If you follow all these requirements, you will satisfy many jurisdictional requirements:
- You must state to the individual:
- what PII you intend to collect about the them
- why your are collecting their PII
- what you will do with their PII (this is also known as the stated purpose)
- Before collecting the PII, you must receive explicit consent from the individual to do so; that is, you must assume the individual will not allow the collection, and only collect if they allow it; not the other way around
- Once collected, you and all of your affiliates must process the PII only for the stated purpose
- When the stated purpose has been completed, you and your affiliates must delete the PII
- Upon request from the individual, you and your affiliates must correct or delete the PII
- You must encrypt PII in transit (that is, when it is transferred)

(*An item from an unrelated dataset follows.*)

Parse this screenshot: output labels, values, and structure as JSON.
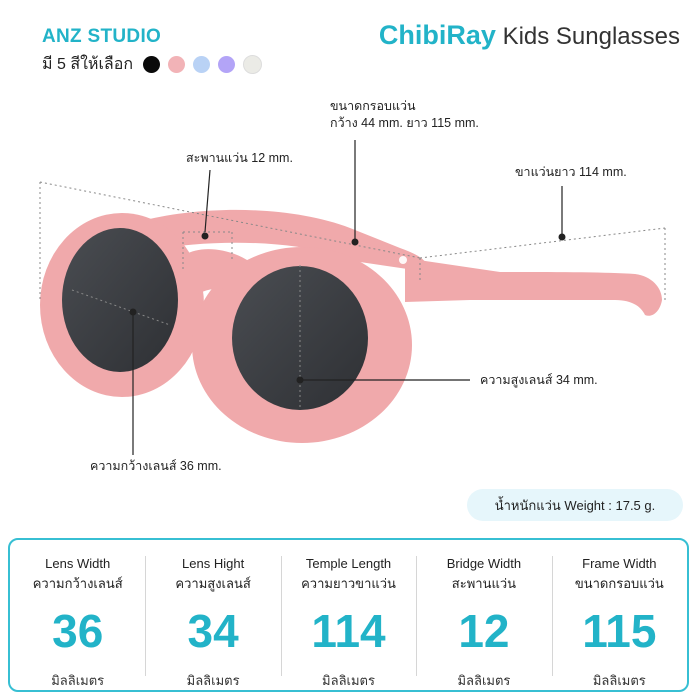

- If the PII is sensitive, you must also encrypt it at rest (that is, when it is stored)
Some jurisdictions like the EU, Canada, and the state of Massachusetts are particularly concerned about the PII of their citizens, but even more concerned when that PII is transferred outside of their jurisdiction. You usually have to provide citizens from these jurisdictions additional assurances that you will keep their information private after it has crossed their jurisdictional boundary.